Read Furnaces of Forge (The Land's Tale) Online

Authors: Alan Skinner

Tags: #novel, #Childrens, #12+, #Muddlemarsh, #Fantasy, #Muddles

Furnaces of Forge (The Land's Tale) (28 page)

‘Thank you, Grunge,’ said Achillia. ‘As I explained to Patch and the fool –’

‘Jester. Japes is a jester-like,’ Patch interrupted.

‘Patch and the jester, there are other explanations for what happened to Crimson and Kevin.’

If Achillia intended to repeat those explanations, she wasn’t given the chance. The meeting was interrupted by a loud knocking on the door. Before Achillia could say anything, the door was flung open and a wide-eyed clerk burst in.

‘Wh—’ began Achillia, but the clerk blurted his news.

‘The animals! They’ve returned!’ he announced nervously.
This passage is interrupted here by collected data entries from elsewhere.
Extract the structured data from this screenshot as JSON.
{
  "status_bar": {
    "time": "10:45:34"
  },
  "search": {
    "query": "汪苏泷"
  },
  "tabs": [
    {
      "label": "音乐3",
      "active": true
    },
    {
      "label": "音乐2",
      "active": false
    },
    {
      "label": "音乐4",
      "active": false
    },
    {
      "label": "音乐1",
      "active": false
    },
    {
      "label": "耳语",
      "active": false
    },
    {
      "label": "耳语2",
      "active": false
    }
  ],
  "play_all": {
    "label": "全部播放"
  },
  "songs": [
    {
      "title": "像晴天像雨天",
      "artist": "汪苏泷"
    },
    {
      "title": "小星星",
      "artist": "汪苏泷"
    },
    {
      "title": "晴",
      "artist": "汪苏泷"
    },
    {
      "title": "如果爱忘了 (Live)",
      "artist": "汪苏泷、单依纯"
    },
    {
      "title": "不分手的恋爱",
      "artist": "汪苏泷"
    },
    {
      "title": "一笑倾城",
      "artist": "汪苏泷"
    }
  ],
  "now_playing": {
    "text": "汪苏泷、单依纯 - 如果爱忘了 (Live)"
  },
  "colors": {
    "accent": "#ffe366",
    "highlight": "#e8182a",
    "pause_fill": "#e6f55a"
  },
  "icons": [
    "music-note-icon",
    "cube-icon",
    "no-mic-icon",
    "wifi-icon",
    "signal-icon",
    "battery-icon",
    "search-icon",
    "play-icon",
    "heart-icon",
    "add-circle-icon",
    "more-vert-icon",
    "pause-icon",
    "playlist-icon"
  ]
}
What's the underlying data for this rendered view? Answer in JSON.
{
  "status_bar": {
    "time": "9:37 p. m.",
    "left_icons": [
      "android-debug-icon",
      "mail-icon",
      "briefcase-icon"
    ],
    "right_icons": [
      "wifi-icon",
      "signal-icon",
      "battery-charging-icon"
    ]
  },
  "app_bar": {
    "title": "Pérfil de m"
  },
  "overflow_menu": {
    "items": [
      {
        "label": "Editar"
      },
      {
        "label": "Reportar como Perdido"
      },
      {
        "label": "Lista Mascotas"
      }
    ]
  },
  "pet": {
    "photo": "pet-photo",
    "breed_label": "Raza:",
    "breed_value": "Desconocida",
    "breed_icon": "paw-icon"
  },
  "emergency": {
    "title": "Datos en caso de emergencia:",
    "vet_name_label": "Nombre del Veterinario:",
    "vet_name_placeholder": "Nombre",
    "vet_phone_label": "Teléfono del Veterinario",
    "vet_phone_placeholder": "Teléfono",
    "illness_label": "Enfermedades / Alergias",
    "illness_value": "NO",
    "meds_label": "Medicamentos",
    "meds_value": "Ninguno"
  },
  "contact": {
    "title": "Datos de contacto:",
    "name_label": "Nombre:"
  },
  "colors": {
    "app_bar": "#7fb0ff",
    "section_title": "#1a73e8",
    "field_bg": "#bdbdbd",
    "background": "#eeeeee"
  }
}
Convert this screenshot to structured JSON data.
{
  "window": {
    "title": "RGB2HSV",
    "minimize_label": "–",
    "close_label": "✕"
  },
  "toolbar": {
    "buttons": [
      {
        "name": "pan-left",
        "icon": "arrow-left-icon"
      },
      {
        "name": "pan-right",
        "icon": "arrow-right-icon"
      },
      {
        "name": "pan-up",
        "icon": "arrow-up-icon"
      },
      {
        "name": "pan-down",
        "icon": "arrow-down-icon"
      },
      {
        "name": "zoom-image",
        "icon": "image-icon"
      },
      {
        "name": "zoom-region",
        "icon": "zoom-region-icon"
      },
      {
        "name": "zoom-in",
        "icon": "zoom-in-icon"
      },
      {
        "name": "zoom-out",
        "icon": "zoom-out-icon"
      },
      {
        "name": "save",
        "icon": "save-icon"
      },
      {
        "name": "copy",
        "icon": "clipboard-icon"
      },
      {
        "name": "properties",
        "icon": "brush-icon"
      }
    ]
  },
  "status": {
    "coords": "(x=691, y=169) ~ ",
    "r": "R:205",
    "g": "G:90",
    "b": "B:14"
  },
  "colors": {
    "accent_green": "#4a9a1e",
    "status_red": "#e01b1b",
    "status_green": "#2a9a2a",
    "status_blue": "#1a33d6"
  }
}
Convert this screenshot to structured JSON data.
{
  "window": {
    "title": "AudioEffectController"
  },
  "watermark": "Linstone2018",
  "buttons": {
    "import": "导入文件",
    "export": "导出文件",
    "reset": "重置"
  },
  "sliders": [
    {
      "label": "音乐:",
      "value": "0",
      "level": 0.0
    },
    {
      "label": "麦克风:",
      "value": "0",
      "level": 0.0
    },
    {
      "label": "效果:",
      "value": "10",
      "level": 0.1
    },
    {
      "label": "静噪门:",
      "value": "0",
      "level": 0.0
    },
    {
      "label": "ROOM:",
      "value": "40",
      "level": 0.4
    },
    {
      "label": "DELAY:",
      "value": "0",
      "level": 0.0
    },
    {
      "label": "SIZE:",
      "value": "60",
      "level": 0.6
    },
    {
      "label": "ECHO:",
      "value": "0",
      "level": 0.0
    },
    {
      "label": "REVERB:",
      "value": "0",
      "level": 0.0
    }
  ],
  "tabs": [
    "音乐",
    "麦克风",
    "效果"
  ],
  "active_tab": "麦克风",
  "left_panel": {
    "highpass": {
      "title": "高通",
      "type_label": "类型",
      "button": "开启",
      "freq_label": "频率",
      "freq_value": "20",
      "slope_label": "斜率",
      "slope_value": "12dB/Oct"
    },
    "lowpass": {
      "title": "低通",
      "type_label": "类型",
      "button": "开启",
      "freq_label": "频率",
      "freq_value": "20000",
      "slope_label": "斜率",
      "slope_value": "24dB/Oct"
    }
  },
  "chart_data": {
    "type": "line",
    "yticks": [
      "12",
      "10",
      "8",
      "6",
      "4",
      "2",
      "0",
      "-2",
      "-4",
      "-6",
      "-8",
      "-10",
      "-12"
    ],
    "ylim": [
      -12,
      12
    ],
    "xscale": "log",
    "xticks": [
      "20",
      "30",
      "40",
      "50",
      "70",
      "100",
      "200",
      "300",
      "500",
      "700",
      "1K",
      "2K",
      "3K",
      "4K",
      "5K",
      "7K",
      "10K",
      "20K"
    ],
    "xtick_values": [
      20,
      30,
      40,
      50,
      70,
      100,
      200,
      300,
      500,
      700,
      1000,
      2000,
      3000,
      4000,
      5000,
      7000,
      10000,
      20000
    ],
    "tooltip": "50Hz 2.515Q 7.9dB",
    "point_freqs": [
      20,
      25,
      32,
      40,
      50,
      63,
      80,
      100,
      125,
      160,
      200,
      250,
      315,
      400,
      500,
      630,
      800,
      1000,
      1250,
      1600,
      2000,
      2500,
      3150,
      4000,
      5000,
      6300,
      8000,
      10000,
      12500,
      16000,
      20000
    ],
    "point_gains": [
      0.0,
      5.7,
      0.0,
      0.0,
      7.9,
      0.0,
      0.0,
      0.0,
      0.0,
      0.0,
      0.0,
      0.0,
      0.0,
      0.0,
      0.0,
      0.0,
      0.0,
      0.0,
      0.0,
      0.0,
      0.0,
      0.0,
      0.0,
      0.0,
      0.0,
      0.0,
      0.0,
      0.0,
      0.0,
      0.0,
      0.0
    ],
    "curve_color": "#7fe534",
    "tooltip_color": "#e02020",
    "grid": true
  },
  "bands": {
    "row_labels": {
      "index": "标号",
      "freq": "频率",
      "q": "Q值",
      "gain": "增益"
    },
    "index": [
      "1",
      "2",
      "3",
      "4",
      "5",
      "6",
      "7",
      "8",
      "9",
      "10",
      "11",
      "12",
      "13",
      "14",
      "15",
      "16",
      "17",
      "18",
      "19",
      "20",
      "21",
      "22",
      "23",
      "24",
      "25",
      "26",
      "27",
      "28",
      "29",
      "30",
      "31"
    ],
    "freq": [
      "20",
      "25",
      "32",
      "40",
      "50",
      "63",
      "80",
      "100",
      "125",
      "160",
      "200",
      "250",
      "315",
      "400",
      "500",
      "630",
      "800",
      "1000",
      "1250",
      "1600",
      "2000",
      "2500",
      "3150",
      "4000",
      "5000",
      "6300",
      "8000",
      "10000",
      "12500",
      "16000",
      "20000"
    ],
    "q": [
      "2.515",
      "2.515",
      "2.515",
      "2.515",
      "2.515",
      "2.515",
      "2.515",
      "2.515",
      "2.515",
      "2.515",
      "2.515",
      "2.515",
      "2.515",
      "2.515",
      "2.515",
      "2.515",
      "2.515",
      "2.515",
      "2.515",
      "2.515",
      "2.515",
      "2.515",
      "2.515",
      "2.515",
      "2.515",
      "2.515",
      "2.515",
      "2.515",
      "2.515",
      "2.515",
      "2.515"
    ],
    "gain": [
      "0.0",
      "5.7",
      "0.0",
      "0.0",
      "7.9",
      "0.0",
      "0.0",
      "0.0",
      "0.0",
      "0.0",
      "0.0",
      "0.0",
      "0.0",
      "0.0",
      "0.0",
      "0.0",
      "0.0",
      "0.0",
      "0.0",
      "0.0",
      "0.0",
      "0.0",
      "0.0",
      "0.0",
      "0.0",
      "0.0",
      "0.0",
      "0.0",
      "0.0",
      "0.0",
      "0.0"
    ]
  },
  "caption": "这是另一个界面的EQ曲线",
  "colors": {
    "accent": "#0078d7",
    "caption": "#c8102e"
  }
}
Achillia glowered at the clerk. ‘So?’ she said angrily. ‘You’ve interrupted an important meeting to tell me that people have their pets back? Get out!’

‘B-b-but, Achillia, you don’t understand,’ stammered the clerk. ‘It’s not just the pets. It’s all of them. They’re at the factories. And I don’t think they’re very happy.’


 

Crimson, Touch and Cres had made their plans. While Touch went to get his bicycle, Cres took Crimson to the furnace room.

When Crimson stepped inside she felt the blue fire burning within its metal prison. It took all her willpower to ignore the fire’s call and concentrate on the work to be done.

She heard Cres gasp. ‘What’s the matter?’ she asked the young apprentice.

Cres was looking at the furnace in horror. ‘The furnace!’ she cried. ‘It’s melting!’ Her eyes were wide with panic. ‘We checked it this morning and it wasn’t like this! You can almost see through it!’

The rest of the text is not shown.